When an agency-based framework is implemented, centralized data processing and raw data storage can be achieved to some extent. However, at some point overload will be reached and the scalability of centralized processing becomes useless. Since raw data can exist in many forms, each of which requires a special agent or tool designed to find, acquire, interpret and extract the related data into a useable and common format, the problem of remote information gathering becomes a complex task. There will also continue to be the need to remotely analyze or monitor a particular situation to a greater degree then current IA agents can accommodate. Data mining agents have been developed to perform this function.

InfoSleuth was developed as a multi-use data mining tool that allows for complex like queries to run against heterogeneous sources which may be located on disparate operating systems. It consists of an agent-based infrastructure that can be used to deploy agents for information gathering and analysis over diverse and dynamic networks of multimedia information sources.
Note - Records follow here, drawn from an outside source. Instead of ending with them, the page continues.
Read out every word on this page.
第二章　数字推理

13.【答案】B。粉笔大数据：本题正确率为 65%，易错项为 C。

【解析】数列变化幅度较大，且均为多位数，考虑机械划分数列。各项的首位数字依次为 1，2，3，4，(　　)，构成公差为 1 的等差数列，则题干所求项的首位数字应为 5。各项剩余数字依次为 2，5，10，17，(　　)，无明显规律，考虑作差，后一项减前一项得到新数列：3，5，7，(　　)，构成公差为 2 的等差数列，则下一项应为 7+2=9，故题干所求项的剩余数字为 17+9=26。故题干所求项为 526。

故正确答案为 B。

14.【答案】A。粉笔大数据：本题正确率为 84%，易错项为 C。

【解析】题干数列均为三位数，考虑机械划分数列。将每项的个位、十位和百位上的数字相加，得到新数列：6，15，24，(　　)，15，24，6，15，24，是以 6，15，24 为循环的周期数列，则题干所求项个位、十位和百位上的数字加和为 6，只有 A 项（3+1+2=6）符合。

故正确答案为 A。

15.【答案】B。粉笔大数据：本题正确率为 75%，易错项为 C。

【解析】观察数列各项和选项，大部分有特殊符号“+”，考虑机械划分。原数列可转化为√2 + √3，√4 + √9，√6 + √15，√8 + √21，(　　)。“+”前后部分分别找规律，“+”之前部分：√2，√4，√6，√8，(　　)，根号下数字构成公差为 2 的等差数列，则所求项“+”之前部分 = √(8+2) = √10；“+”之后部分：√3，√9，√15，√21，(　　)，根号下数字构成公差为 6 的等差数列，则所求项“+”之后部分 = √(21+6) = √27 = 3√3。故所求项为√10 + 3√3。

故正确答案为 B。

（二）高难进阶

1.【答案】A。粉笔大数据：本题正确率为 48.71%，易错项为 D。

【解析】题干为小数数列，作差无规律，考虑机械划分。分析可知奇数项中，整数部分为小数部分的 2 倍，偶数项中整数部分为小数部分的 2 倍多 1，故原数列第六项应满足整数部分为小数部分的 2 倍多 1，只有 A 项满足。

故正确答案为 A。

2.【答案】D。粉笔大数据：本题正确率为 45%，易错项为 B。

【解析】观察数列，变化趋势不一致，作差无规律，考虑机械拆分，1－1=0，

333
It may be viewed as a set of loosely inter-operating, though cooperating, active processes distributed across a network. InfoSleuth is evolving as a means of capturing and analyzing broad-based audit and other intrusion detection information by mining raw data at its local source.

Tomorrow's Agents

The key to future agent development will be more "bang" with less human intervention. Regardless of the problem, find what's wrong, get it fixed, and get the resource up and running again as quickly as possible. Current technology gaps include hierarchical visualizations, the complexity of agent tasks that can be performed, the ability to perform many secure remote tasks, and the ability to mine (and visualize the results of) large raw data sources remotely. Future research should continue to be focused on improved Defense-in-Depth coverage: enhancing the visualization, interfacing and control capabilities of agencies for both automated network configuration and test tools, as well as enhancing the analyzing and reporting capabilities of various detection agents.

Another significant effort should involve enhancing the ability of remote agents to data mine disbursed raw data sources, concentrate and pre-analyze collected raw data across the enterprise in order to reduce the amount of information transmitted to higher levels of authority. The intent of this effort will be to develop the independent detect and react security agency intended for broad application to hierarical large-scale network. Still another focus of future research could be the development of agents that can both harden and restore systems at the host level when attacked. These agents could be intended to force the system to fix itself and keep running in the face of significant obstacles.